Poetry Sunday 12 April 2015

Our Poetry Editor, Ira Maine brings us more from the late Seamus Heaney with
‘A Daylight Art’.
 
His comments follow the poem.

On the day he was to take the poison
Socrates told his friends he had been writing
putting Aesop’s fables into verse

And this was not because Socrates loved wisdom
and advocated the examined life.
The reason was that he had had a dream.

Caesar now, or Herod or Constantine
or any number of Shakespearean kings
bursting at the end like dams

where original panoramas lie submerged
which have to rise again before the death scenes-
you can believe in their believing dreams.

But hardly Socrates. Until, that is,
he tells his friends the dream had kept recurring
all his life, repeating one instruction:

Practise the art, which art until that moment
he always took to mean philosophy.
Happy the man, therefore, with a natural gift

for practising the right one from the start-
poetry, say, or fishing; whose nights are dreamless;
whose deep-sunk panoramas rise and pass

like daylight through the rod’s eye or the nib’s eye.

COMMENTARY by Ira Maine

Four hundred years before Christ, a newly elected Greek government, a bit wobbly, a bit unsure of itself, made it known that anybody who chose to opposed its power, or even to speak up against it, would be dealth with in no uncertain manner. This ‘send in the death squads’ attitude is typical of a government or indeed a nation in long term decline when even free speech is seen as a direct challenge to its authority. The Greeks had just had their heads kicked in by the upstart Spartans and confidence was low.

Socrates(470-399) the philosopher  ignored this governmental demand for silence and instead spoke up in defence of the enemy. Socrates, whose philosophical interest included  the nature of truth, saw that the truth of this matter was that the Spartans at least were operating in a positive way, as opposed to his own Athenian society which had become negative, cowardly and fatly corrupt. People in power never, ever, enjoy hearing this stuff. He was summoned to account for himself and was quickly found guilty of supporting the Spartans in their attempts to overthrow the state. He was sentenced to death. Amazingly, the apocryphal story goes, on the appointed day, when he was expected to swallow a liberal dose of poison and expire, he was found to be quietly turning some of Aesop’s Fables into poetry.

Whether this is true, or not, doesn’t matter. What he told his friends he was doing on the day of his hemlocked death should matter to all of us. He told them he was practising his art. He confessed to them that a life-long dream had insisted he do so. Not simply the art of poetry, but the art of both devoting his life, and now sacrificing that life in the cause of his philosophical beliefs.

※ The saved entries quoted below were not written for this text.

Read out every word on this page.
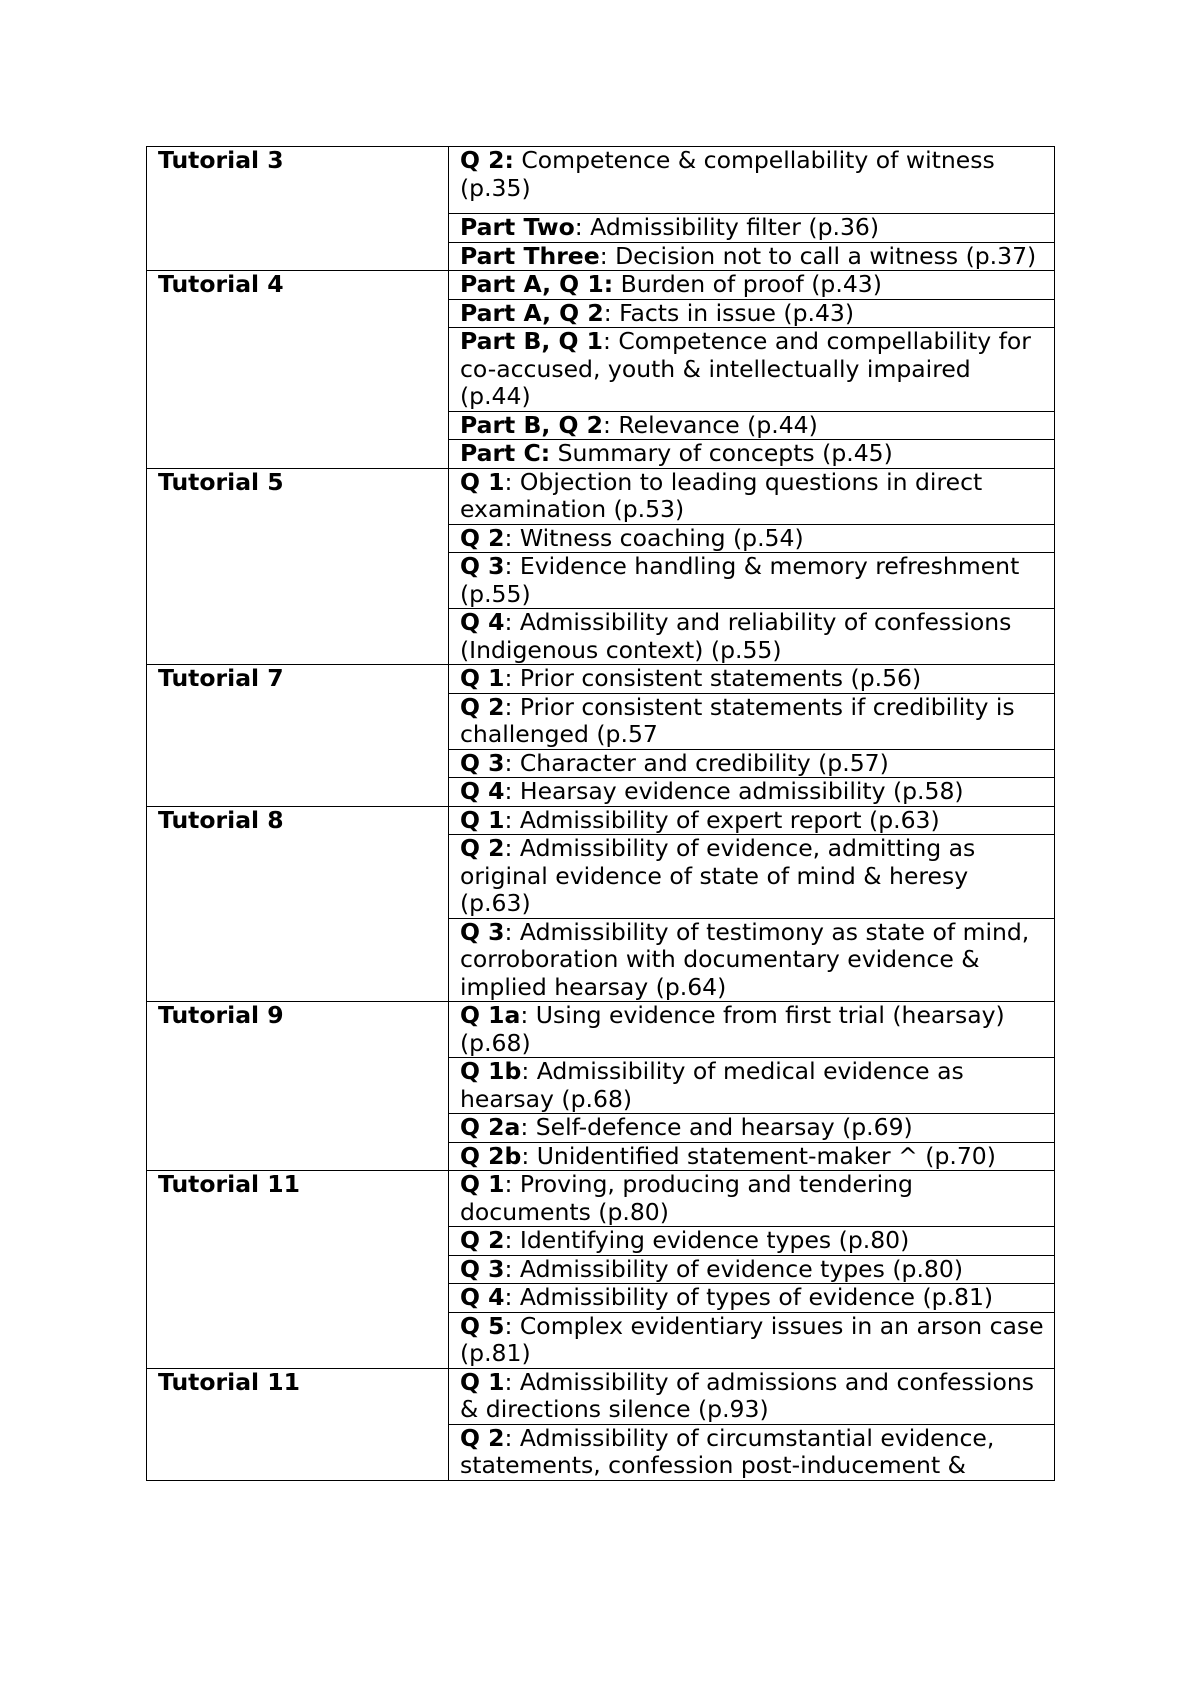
Tutorial 3	Q 2: Competence & compellability of witness (p.35)
	Part Two: Admissibility filter (p.36)
	Part Three: Decision not to call a witness (p.37)
Tutorial 4	Part A, Q 1: Burden of proof (p.43)
	Part A, Q 2: Facts in issue (p.43)
	Part B, Q 1: Competence and compellability for co-accused, youth & intellectually impaired (p.44)
	Part B, Q 2: Relevance (p.44)
	Part C: Summary of concepts (p.45)
Tutorial 5	Q 1: Objection to leading questions in direct examination (p.53)
	Q 2: Witness coaching (p.54)
	Q 3: Evidence handling & memory refreshment (p.55)
	Q 4: Admissibility and reliability of confessions (Indigenous context) (p.55)
Tutorial 7	Q 1: Prior consistent statements (p.56)
	Q 2: Prior consistent statements if credibility is challenged (p.57
	Q 3: Character and credibility (p.57)
	Q 4: Hearsay evidence admissibility (p.58)
Tutorial 8	Q 1: Admissibility of expert report (p.63)
	Q 2: Admissibility of evidence, admitting as original evidence of state of mind & heresy (p.63)
	Q 3: Admissibility of testimony as state of mind, corroboration with documentary evidence & implied hearsay (p.64)
Tutorial 9	Q 1a: Using evidence from first trial (hearsay) (p.68)
	Q 1b: Admissibility of medical evidence as hearsay (p.68)
	Q 2a: Self-defence and hearsay (p.69)
	Q 2b: Unidentified statement-maker ^ (p.70)
Tutorial 11	Q 1: Proving, producing and tendering documents (p.80)
	Q 2: Identifying evidence types (p.80)
	Q 3: Admissibility of evidence types (p.80)
	Q 4: Admissibility of types of evidence (p.81)
	Q 5: Complex evidentiary issues in an arson case (p.81)
Tutorial 11	Q 1: Admissibility of admissions and confessions & directions silence (p.93)
	Q 2: Admissibility of circumstantial evidence, statements, confession post-inducement &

To do otherwise, to recant, would  negate everything he believed in.

Heaney takes the view that Socrates had sadly, chosen an ‘art’, the practise of which was about to bring about his own death.This is not supposed to happen to philosophers. To Caesar perhaps, or Constantine, or Shakespeare’s kings, any one of  whom’s vaulting ambition would cause them to risk all in an attempt to impose their dream or ‘panorama’ on the world. But not Socrates. If he had, from the start, chosen poetry as his ‘art’, or indeed, as Heaney says, somethimg as simple as ‘…fishing…’ his night life might have been less beset by dreams. The suggestion here is that the dream recurs because Socrates, in choosing philosophy, has made the wrong choice. If he had made the correct choice, the dreams would have certainly  ceased and he might have lived a different life. But then, if he had chosen ‘correctly’ he would not have become Socrates, but somebody else.

Socrates chose philosophy (as Heaney chose poetry) because, in the end, he had no choice.

Heaney’s  last lines suggests that …’happy the man…whose nights are dreamless…’ whose subconscious ideas rise and pass by unheeded, and in so doing,  leave the individual in peace.

This is true for the vast majority of the population. It was certainly not true for  Socrates, or indeed Heaney.